Proprioceptive input through experience allows you to know how much strength is required to pick up a child or to open a door. Our bodies are programmed to be able to immediately calculate the force required but it can only be done through experience.

Why is the proprioceptive system so important?

Proprioception allows a person to understand how much pressure to apply when brushing teeth, where to reach when brushing hair. It also helps with a host of other self-care routines, such as getting dressed.

This important sense can also help with self-regulation too. The feeling of a long, deep cuddle can be incredibly calming. In the absence of continuous cuddles, weighted blankets can recreate that same deep muscle sensory input. Another example of self-regulation using the proprioceptive system is being soothed to sleep with gentle strokes to the face. Babies and children will often recreate this sensory input themselves with a finger whilst sucking their thumb, or using a comforter or muslin once there are older.

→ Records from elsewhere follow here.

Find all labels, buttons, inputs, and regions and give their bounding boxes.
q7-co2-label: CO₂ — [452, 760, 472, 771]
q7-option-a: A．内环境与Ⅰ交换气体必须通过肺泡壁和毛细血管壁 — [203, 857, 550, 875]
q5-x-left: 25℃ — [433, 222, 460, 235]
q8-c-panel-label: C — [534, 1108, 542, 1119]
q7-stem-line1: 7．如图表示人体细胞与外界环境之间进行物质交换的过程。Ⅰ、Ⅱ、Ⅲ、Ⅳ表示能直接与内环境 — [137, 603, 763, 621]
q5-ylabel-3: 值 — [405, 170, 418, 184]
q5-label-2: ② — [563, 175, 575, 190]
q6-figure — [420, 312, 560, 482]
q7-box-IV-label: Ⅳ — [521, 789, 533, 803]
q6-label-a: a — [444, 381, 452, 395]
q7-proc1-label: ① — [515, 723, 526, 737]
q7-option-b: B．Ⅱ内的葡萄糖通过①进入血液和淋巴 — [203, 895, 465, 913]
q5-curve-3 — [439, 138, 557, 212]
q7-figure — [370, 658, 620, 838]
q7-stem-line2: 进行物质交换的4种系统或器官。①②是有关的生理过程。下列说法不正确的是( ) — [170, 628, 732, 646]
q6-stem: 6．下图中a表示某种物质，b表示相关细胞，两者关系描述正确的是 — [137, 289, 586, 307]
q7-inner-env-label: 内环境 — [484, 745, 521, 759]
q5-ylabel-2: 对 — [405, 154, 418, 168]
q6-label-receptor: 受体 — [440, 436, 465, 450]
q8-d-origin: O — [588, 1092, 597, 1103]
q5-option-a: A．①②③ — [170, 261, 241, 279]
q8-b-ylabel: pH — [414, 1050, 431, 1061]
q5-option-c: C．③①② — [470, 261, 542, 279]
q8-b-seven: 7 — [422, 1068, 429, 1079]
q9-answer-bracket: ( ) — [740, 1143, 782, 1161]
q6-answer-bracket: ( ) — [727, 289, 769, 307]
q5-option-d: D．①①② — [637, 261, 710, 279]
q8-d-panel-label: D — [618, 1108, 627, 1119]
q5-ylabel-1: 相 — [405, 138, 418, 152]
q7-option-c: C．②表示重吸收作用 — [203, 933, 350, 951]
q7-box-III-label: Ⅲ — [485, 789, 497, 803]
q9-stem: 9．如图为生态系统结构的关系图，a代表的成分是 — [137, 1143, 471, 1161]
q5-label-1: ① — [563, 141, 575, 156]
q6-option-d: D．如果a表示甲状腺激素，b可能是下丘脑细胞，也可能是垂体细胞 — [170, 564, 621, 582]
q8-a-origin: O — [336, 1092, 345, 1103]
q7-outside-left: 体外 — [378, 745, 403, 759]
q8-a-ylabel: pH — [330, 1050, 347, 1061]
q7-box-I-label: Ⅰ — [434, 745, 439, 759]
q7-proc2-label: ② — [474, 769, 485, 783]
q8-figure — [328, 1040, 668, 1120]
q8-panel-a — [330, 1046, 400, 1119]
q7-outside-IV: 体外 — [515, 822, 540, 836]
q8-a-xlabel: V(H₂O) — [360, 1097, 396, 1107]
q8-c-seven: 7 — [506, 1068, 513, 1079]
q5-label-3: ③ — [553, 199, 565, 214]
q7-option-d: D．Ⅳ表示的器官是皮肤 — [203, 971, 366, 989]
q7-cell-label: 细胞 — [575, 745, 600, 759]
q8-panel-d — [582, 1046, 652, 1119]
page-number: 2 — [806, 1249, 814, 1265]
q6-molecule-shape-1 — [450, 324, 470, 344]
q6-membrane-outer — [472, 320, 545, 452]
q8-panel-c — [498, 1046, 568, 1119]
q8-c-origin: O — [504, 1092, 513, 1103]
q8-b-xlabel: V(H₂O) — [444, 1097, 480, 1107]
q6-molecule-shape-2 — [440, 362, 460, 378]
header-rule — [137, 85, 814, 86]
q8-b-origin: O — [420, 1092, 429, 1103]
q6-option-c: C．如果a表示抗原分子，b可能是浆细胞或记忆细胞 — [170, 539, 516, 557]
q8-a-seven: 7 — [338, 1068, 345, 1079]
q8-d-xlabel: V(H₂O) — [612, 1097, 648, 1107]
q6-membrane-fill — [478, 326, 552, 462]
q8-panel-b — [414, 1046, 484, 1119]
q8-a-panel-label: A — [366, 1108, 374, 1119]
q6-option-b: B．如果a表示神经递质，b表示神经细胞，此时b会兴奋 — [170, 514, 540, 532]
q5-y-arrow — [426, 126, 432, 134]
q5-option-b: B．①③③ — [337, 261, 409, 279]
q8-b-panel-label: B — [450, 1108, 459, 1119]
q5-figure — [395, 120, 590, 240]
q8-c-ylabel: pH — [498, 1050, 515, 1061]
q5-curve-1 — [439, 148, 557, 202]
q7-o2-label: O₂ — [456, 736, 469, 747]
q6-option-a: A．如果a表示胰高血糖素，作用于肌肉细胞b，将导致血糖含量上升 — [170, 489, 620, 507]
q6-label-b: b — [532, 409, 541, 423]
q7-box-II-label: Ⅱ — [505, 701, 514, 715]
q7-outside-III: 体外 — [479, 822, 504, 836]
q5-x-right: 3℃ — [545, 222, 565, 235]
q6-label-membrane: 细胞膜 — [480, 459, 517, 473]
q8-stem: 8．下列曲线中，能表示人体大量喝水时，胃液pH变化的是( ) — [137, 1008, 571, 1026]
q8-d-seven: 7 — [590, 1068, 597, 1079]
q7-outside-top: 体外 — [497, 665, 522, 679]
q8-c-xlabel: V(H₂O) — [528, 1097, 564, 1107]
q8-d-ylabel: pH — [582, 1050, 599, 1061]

Proprioceptive input can also help with reaching gross motor milestones. Allowing lots of free play such as kicking on a mat or playing with a baby gym; and as they get older lots of time for crawling and moving around, will help proprioceptive receptors in baby’s joints as well as skin. This sensory input plus things like baby yoga, massage and sensory play will help with their gross motor development. Reaching physical movement milestones and lots of gross motor activities will help them to participate in sport. This amazing sense will also help develop fine motor control too. Things like writing and mark making on a piece of paper, or threading beads on to string. These intricate movements of the hands need lots of sensory input from hands, arms and fingers.

How to help babies develop their proprioceptive system?

Those uncoordinated movements that babies do, kicking their arms and legs aimlessly, helps to build muscle, but also it helps to develop their proprioceptive system. The more they can move freely, the more they are creating their own map of their body and its abilities.

Proprioception begins to develop in the womb. They push and kick against the walls of the uterus and get an idea of the restricted space their body is in. Once a baby is born, their movement and sense touch help them form a new mental map of their body. Suddenly there is a lot more space and their bodies can do a lot more movement. It moves differently than what it did in the womb and that can sometimes be overwhelming, but also a great opportunity for them to learn. So while swaddling is great to help calm babies who are overwhelmed by their sudden abilities to move freely, it should be balanced by lots of unrestricted play.

Activities such as baby massage and yoga also help to develop the proprioceptive system. The skin stimulation across their body allows their brain to develop their body map; and the coordinated movements of baby yoga help to open up the possibilities of movement. Repetitive movements help to build these connections further as repetition create familiarity. Practice makes perfect as they say.